Revealed: How crossdressing spy spooked foreign office
SPIES might be supposed to be masters of disguise, but a British intelligence officer caused embarrassment to his political masters through his penchant for dressing up, according to official papers released yesterday.
Lieutenant Colonel Dudley Clarke, a key Middle East figure in the Second World War, set alarm bells ringing when he was arrested in Madrid dressed as a woman.
National Archives files show that Lt Col Clarke – supposed to be travelling undercover as a war correspondent for 'The Times' – had stopped off in the Spanish capital on his way to Egypt in October 1941.
The embassy cabled London: "Last night he was arrested in a main street dressed, down to a brassiere, as a woman."
He told Spanish police he was a novelist and had "wanted to study the reactions of men to women in the streets".
When the British consul visited him, he found Lt Col Clarke "unconcerned" by his predicament saying he had been taking the clothes to a woman in Gibraltar and had put them on as a "prank".

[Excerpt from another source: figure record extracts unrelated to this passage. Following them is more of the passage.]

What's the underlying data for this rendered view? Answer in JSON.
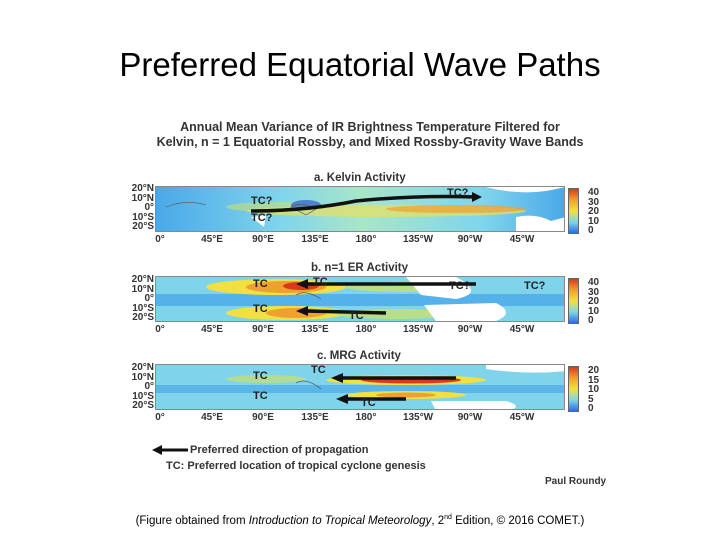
{
  "slide": {
    "title": "Preferred Equatorial Wave Paths"
  },
  "figure": {
    "title_line1": "Annual Mean Variance of IR Brightness Temperature Filtered for",
    "title_line2": "Kelvin, n = 1 Equatorial Rossby, and Mixed Rossby-Gravity Wave Bands",
    "lat_labels": [
      "20°N",
      "10°N",
      "0°",
      "10°S",
      "20°S"
    ],
    "lon_labels": [
      "0°",
      "45°E",
      "90°E",
      "135°E",
      "180°",
      "135°W",
      "90°W",
      "45°W"
    ],
    "panels": [
      {
        "title": "a. Kelvin Activity",
        "colorbar": [
          "40",
          "30",
          "20",
          "10",
          "0"
        ],
        "tc_labels": [
          "TC?",
          "TC?",
          "TC?"
        ]
      },
      {
        "title": "b. n=1 ER Activity",
        "colorbar": [
          "40",
          "30",
          "20",
          "10",
          "0"
        ],
        "tc_labels": [
          "TC",
          "TC",
          "TC",
          "TC",
          "TC?",
          "TC?"
        ]
      },
      {
        "title": "c. MRG Activity",
        "colorbar": [
          "20",
          "15",
          "10",
          "5",
          "0"
        ],
        "tc_labels": [
          "TC",
          "TC",
          "TC",
          "TC"
        ]
      }
    ],
    "legend": {
      "arrow_text": "Preferred direction of propagation",
      "tc_text": "TC: Preferred location of tropical cyclone genesis"
    },
    "credit": "Paul Roundy"
  },
  "caption": {
    "prefix": "(Figure obtained from ",
    "book": "Introduction to Tropical Meteorology",
    "edition_num": ", 2",
    "edition_sup": "nd",
    "suffix": " Edition, © 2016 COMET.)"
  },
  "colors": {
    "ocean_low": "#2a6fe0",
    "mid": "#7fd4ec",
    "high": "#f0e040",
    "peak": "#d83a1c",
    "land": "#ffffff"
  }
}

"This hardly squares with the fact that the garments and shoes fitted him," the embassy noted.
While the Spanish police were inclined to treat it as a "homosexual affair" and release him with a fine, the local Germans believed it was a "first-class espionage incident".
"I need hardly point out the damage this incident will do to us and 'The Times' here," the embassy warned. "Jokes have already begun about 'the editor' of 'The Times' masquerading as a woman."
Prime minister Winston Churchill was informed, and instructions were sent to get Clarke Gibraltar out of as soon as possible.